Elezioni comunali: a meno di 11 giorni dalla “deadline” per adesso in campo c’è solo Sottani

Centrodestra bloccato (ancora per quanto?) sul nome di Verniani. Lista a sinistra: sabato dovrebbe partire la raccolta firme

GREVE IN CHIANTI – A meno di undici giorni dalle 12 del 27 aprile, la "deadline", termine ultimo per la consegna delle liste in palazzo comunale, in campo a Greve in Chianti c'è, per adesso, solo il sindaco uscente Paolo Sottani, candidato da Pd e Psi con la lista "Paolo Sottani Sindaco".

 

Detto che il MoVimento 5 Stelle, che nel 2014 candidò Claudio Gurrieri, conquistando due seggi in consiglio comunale, non dovrebbe ripresentarsi, sono due i punti interrogativi.

 

Il primo è quello che riguarda Simone Verniani. Il consigliere comunale uscente della Lega infatti è stato indicato proprio dal partito di Matteo Salvini (per bocca del coordinatore provinciale Alessandro Scipioni) come il candidato ideale per il centrodestra Greve in Chianti. 

 

La sua "investitura" è stata però rimandata più volte. Segno evidente che non c'è accordo. Vedremo se l'imminenza dei termini per la presentazione delle liste porterà a sbloccare la situazione.

 

L'altro punto interrogativo è quello relativo alla lista "a sinistra" di Sottani. In questo caso il "Laboratorio" della sinistra grevigiana ha iniziato a riunirsi nel febbraio scorso. Sembrava che la situazione fosse fluida, poi invece ci sono stati rallentamenti.

 

Fonti interne fanno però sapere che adesso sarebbe tutto a posto: il candidato sindaco è stato definito, così come la lista dei candidati al consiglio comunale, nome e simbolo.

 

Per adesso viene mantenuto il riserbo: ma già sabato mattina, quando dovrebbe "comparire" un banchino per la raccolta firme a sostegno della lista (per presentarla ufficialmente) si dovrebbe capire qualcosa in più.

di Matteo Pucci

© RIPRODUZIONE RISERVATA

Sostieni il Gazzettino del Chianti

Il Gazzettino del Chianti e delle Colline Fiorentine è un giornale libero, indipendente, che da sempre ha puntato sul forte legame con i lettori e il territorio.
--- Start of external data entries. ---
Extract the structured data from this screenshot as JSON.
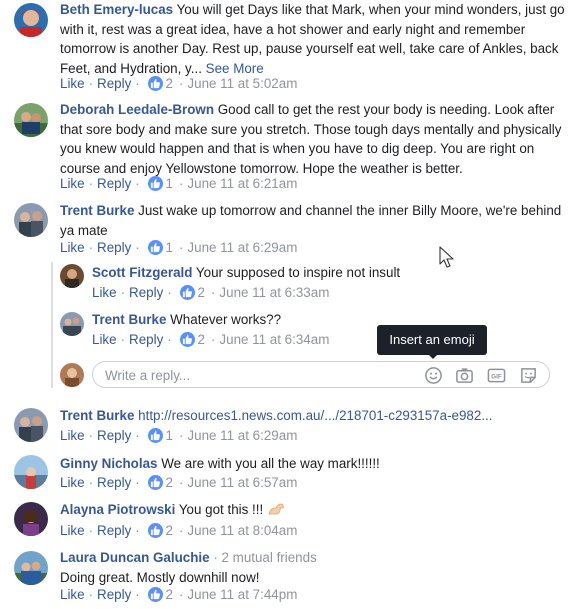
{
  "labels": {
    "like": "Like",
    "reply": "Reply"
  },
  "comments": [
    {
      "author": "Beth Emery-lucas",
      "text": "You will get Days like that Mark, when your mind wonders, just go with it, rest was a great idea, have a hot shower and early night and remember tomorrow is another Day. Rest up, pause yourself eat well, take care of Ankles, back Feet, and Hydration, y...",
      "see_more": "See More",
      "likes": "2",
      "date": "June 11 at 5:02am"
    },
    {
      "author": "Deborah Leedale-Brown",
      "text": "Good call to get the rest your body is needing. Look after that sore body and make sure you stretch. Those tough days mentally and physically you knew would happen and that is when you have to dig deep. You are right on course and enjoy Yellowstone tomorrow. Hope the weather is better.",
      "likes": "1",
      "date": "June 11 at 6:21am"
    },
    {
      "author": "Trent Burke",
      "text": "Just wake up tomorrow and channel the inner Billy Moore, we're behind ya mate",
      "likes": "1",
      "date": "June 11 at 6:29am",
      "replies": [
        {
          "author": "Scott Fitzgerald",
          "text": "Your supposed to inspire not insult",
          "likes": "2",
          "date": "June 11 at 6:33am"
        },
        {
          "author": "Trent Burke",
          "text": "Whatever works??",
          "likes": "2",
          "date": "June 11 at 6:34am"
        }
      ]
    },
    {
      "author": "Trent Burke",
      "link": "http://resources1.news.com.au/.../218701-c293157a-e982...",
      "likes": "1",
      "date": "June 11 at 6:29am"
    },
    {
      "author": "Ginny Nicholas",
      "text": "We are with you all the way mark!!!!!!",
      "likes": "2",
      "date": "June 11 at 6:57am"
    },
    {
      "author": "Alayna Piotrowski",
      "text": "You got this !!!",
      "likes": "2",
      "date": "June 11 at 8:04am"
    },
    {
      "author": "Laura Duncan Galuchie",
      "mutual": "· 2 mutual friends",
      "text": "Doing great. Mostly downhill now!",
      "likes": "2",
      "date": "June 11 at 7:44pm"
    }
  ],
  "reply_box": {
    "placeholder": "Write a reply..."
  },
  "tooltip": "Insert an emoji",
  "icons": [
    "like-reaction-icon",
    "emoji-icon",
    "camera-icon",
    "gif-icon",
    "sticker-icon",
    "flexed-arm-emoji",
    "mouse-cursor-icon"
  ],
  "colors": {
    "link": "#365899",
    "meta": "#90949c",
    "like_badge": "#5890ff",
    "tooltip_bg": "#1d2129"
  }
}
Un giornale fruibile gratuitamente, ogni giorno. Ma fare libera informazione ha un costo, difficilmente sostenibile esclusivamente grazie alla pubblicità, che in questi anni ha comunque garantito (grazie a un incessante lavoro quotidiano) la gratuità del giornale.

Adesso pensiamo che possiamo fare un altro passo, assieme: se apprezzate Il Gazzettino del Chianti, se volete dare un contributo a mantenerne e accentuarne l’indipendenza, potete farlo qui. Ognuno di noi, e di voi, può fare la differenza. Perché pensiamo che Il Gazzettino del Chianti sia un piccolo-grande patrimonio di tutti.

Leggi anche...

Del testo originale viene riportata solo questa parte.